さて、校務の関係もあり、宝塚を後にして、帰路に着きました。帰りに、備前インターチェンジで降り、新しい企画でご協力を頂く事になっている、山陽新聞社の備前支局をお訪ねいたしました。三木良一デスクと平松記者が迎えてくれました。お忙しい時間帯であるにもかかわらず、われわれでは知ることの出来ない貴重な情報をご提供いただきました。

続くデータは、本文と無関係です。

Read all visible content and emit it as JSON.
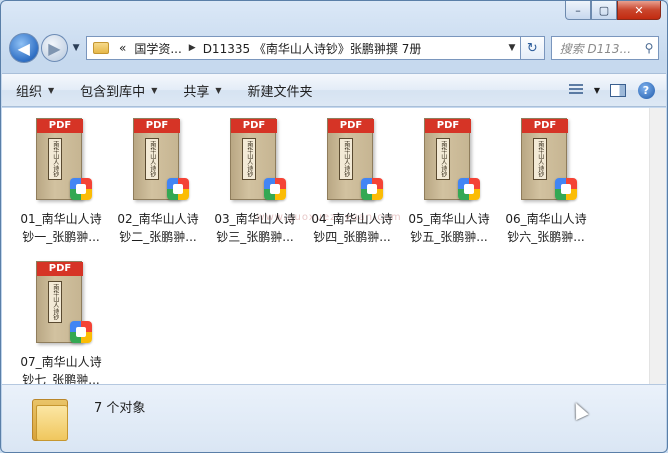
{
  "window": {
    "minimize_label": "–",
    "maximize_label": "▢",
    "close_label": "✕"
  },
  "nav": {
    "back_icon": "◀",
    "forward_icon": "▶",
    "history_icon": "▼",
    "address": {
      "overflow": "«",
      "crumbs": [
        "国学资...",
        "D11335 《南华山人诗钞》张鹏翀撰 7册"
      ],
      "separator": "▶",
      "dropdown": "▼"
    },
    "refresh_icon": "↻",
    "search_placeholder": "搜索 D113...",
    "search_icon": "⚲"
  },
  "toolbar": {
    "organize": "组织",
    "include_library": "包含到库中",
    "share": "共享",
    "new_folder": "新建文件夹",
    "arrow": "▼",
    "help": "?"
  },
  "files": [
    {
      "badge": "PDF",
      "spine": "南华山人诗钞",
      "name": "01_南华山人诗钞一_张鹏翀..."
    },
    {
      "badge": "PDF",
      "spine": "南华山人诗钞",
      "name": "02_南华山人诗钞二_张鹏翀..."
    },
    {
      "badge": "PDF",
      "spine": "南华山人诗钞",
      "name": "03_南华山人诗钞三_张鹏翀..."
    },
    {
      "badge": "PDF",
      "spine": "南华山人诗钞",
      "name": "04_南华山人诗钞四_张鹏翀..."
    },
    {
      "badge": "PDF",
      "spine": "南华山人诗钞",
      "name": "05_南华山人诗钞五_张鹏翀..."
    },
    {
      "badge": "PDF",
      "spine": "南华山人诗钞",
      "name": "06_南华山人诗钞六_张鹏翀..."
    },
    {
      "badge": "PDF",
      "spine": "南华山人诗钞",
      "name": "07_南华山人诗钞七_张鹏翀..."
    }
  ],
  "watermark": "www.guoxuezi yuan.com",
  "status": {
    "count": "7 个对象"
  }
}
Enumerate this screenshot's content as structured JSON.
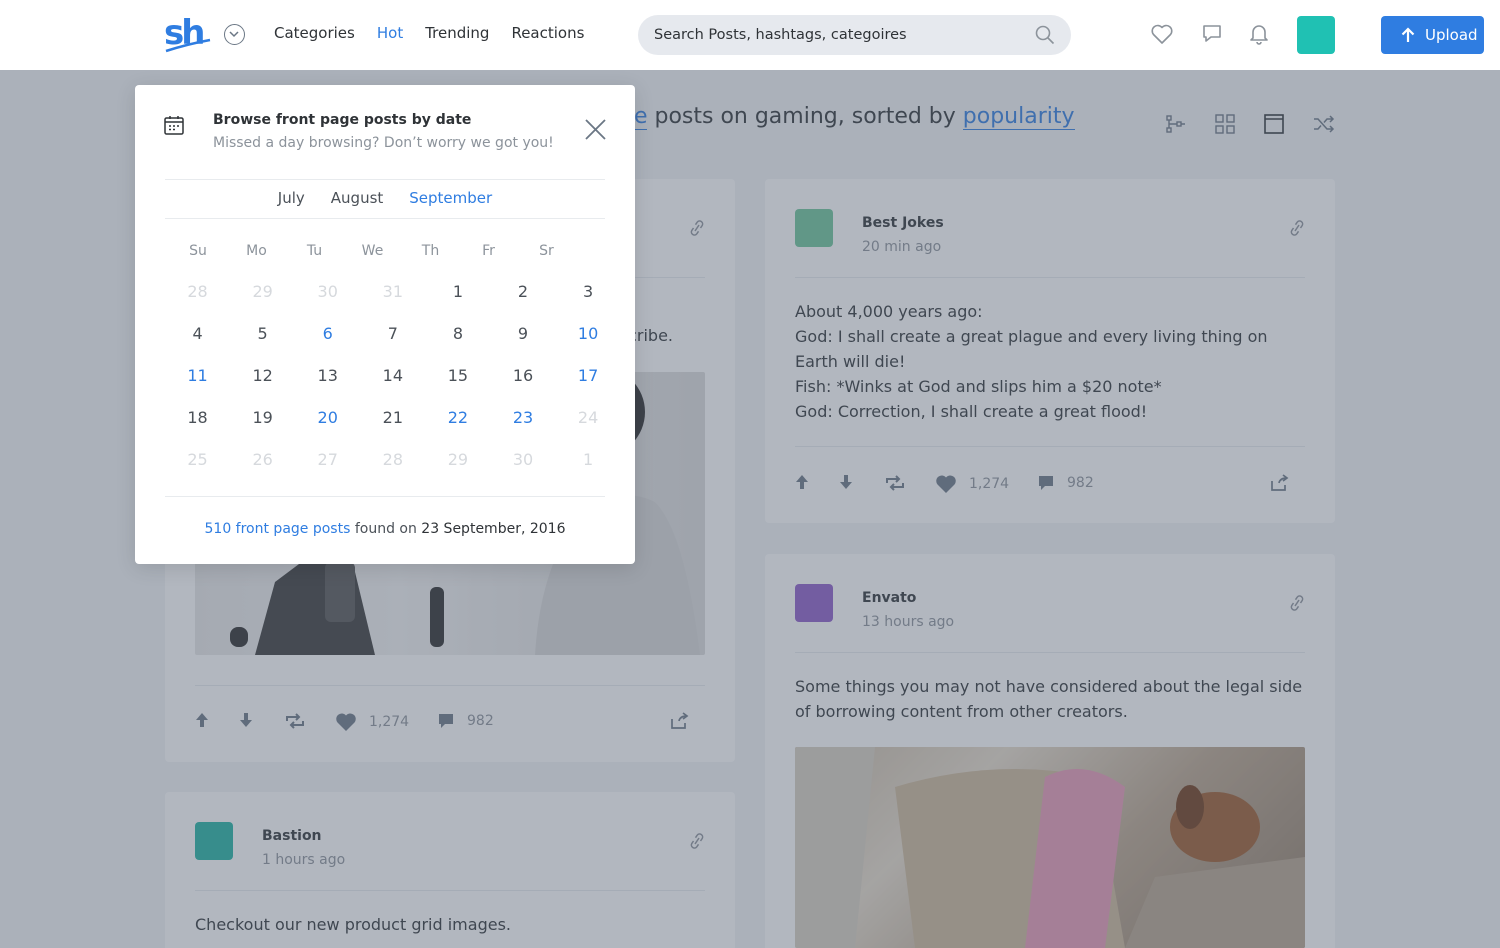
{
  "header": {
    "logo_text": "sh",
    "nav": [
      {
        "label": "Categories",
        "active": false
      },
      {
        "label": "Hot",
        "active": true
      },
      {
        "label": "Trending",
        "active": false
      },
      {
        "label": "Reactions",
        "active": false
      }
    ],
    "search_placeholder": "Search Posts, hashtags, categoires",
    "upload_label": "Upload",
    "icons": [
      "heart-icon",
      "chat-icon",
      "bell-icon"
    ],
    "accent_color": "#2f7de1",
    "avatar_color": "#20c1b3"
  },
  "page": {
    "title_fragment_link": "ne",
    "title_text": " posts on gaming, sorted by ",
    "title_sort_link": "popularity"
  },
  "cards": {
    "left_top": {
      "body_fragment": "cribe.",
      "stats": {
        "likes": "1,274",
        "comments": "982"
      }
    },
    "best_jokes": {
      "name": "Best Jokes",
      "time": "20 min ago",
      "avatar_color": "#6cc59a",
      "lines": [
        "About 4,000 years ago:",
        "God: I shall create a great plague and every living thing on Earth will die!",
        "Fish: *Winks at God and slips him a $20 note*",
        "God: Correction, I shall create a great flood!"
      ],
      "stats": {
        "likes": "1,274",
        "comments": "982"
      }
    },
    "envato": {
      "name": "Envato",
      "time": "13 hours ago",
      "avatar_color": "#8d5cc9",
      "body": "Some things you may not have considered about the legal side of borrowing content from other creators."
    },
    "bastion": {
      "name": "Bastion",
      "time": "1 hours ago",
      "avatar_color": "#20b3a3",
      "body": "Checkout our new product grid images."
    }
  },
  "popup": {
    "title": "Browse front page posts by date",
    "subtitle": "Missed a day browsing? Don’t worry we got you!",
    "months": [
      {
        "label": "July",
        "active": false
      },
      {
        "label": "August",
        "active": false
      },
      {
        "label": "September",
        "active": true
      }
    ],
    "weekdays": [
      "Su",
      "Mo",
      "Tu",
      "We",
      "Th",
      "Fr",
      "Sr"
    ],
    "weeks": [
      [
        {
          "d": "28",
          "s": "muted"
        },
        {
          "d": "29",
          "s": "muted"
        },
        {
          "d": "30",
          "s": "muted"
        },
        {
          "d": "31",
          "s": "muted"
        },
        {
          "d": "1",
          "s": ""
        },
        {
          "d": "2",
          "s": ""
        },
        {
          "d": "3",
          "s": ""
        }
      ],
      [
        {
          "d": "4",
          "s": ""
        },
        {
          "d": "5",
          "s": ""
        },
        {
          "d": "6",
          "s": "hl"
        },
        {
          "d": "7",
          "s": ""
        },
        {
          "d": "8",
          "s": ""
        },
        {
          "d": "9",
          "s": ""
        },
        {
          "d": "10",
          "s": "hl"
        }
      ],
      [
        {
          "d": "11",
          "s": "hl"
        },
        {
          "d": "12",
          "s": ""
        },
        {
          "d": "13",
          "s": ""
        },
        {
          "d": "14",
          "s": ""
        },
        {
          "d": "15",
          "s": ""
        },
        {
          "d": "16",
          "s": ""
        },
        {
          "d": "17",
          "s": "hl"
        }
      ],
      [
        {
          "d": "18",
          "s": ""
        },
        {
          "d": "19",
          "s": ""
        },
        {
          "d": "20",
          "s": "hl"
        },
        {
          "d": "21",
          "s": ""
        },
        {
          "d": "22",
          "s": "hl"
        },
        {
          "d": "23",
          "s": "hl"
        },
        {
          "d": "24",
          "s": "muted"
        }
      ],
      [
        {
          "d": "25",
          "s": "muted"
        },
        {
          "d": "26",
          "s": "muted"
        },
        {
          "d": "27",
          "s": "muted"
        },
        {
          "d": "28",
          "s": "muted"
        },
        {
          "d": "29",
          "s": "muted"
        },
        {
          "d": "30",
          "s": "muted"
        },
        {
          "d": "1",
          "s": "muted"
        }
      ]
    ],
    "footer_link": "510 front page posts",
    "footer_mid": " found on ",
    "footer_date": "23 September, 2016"
  }
}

また、夜は岡山大学と岡山市が運営する地域の拠点で、おかやまスポーツプロモーション研究会(SPOC研究会)「おかやまスマート・ベニュー構想第3回MTG」が開催されました。この研究会の代表である岡山経済同友会地域振興委員長である梶谷俊介岡山トヨタ社長を座長として、日本政策投資銀行地域企画部スマート・ベニューご担当二名と岡山事務所長をゲストにお招きし、SPOC研究会からは天満屋女子陸上競技部競技部長、岡山シーガルズマネージャー、岡山大学2名というメンバーで、岡山市におけるスマート・ベニュー構想実現に向けた課題と今後の活動ステップについて、相当に具体的な内容まで踏み込んで議論をさせて頂きました。その後の懇親会の様子を教育学研究科の高岡敦史先生が撮影されました。頂きましたので、ややピンボケ(笑)ですが、貴重な記録として掲載させて頂きます。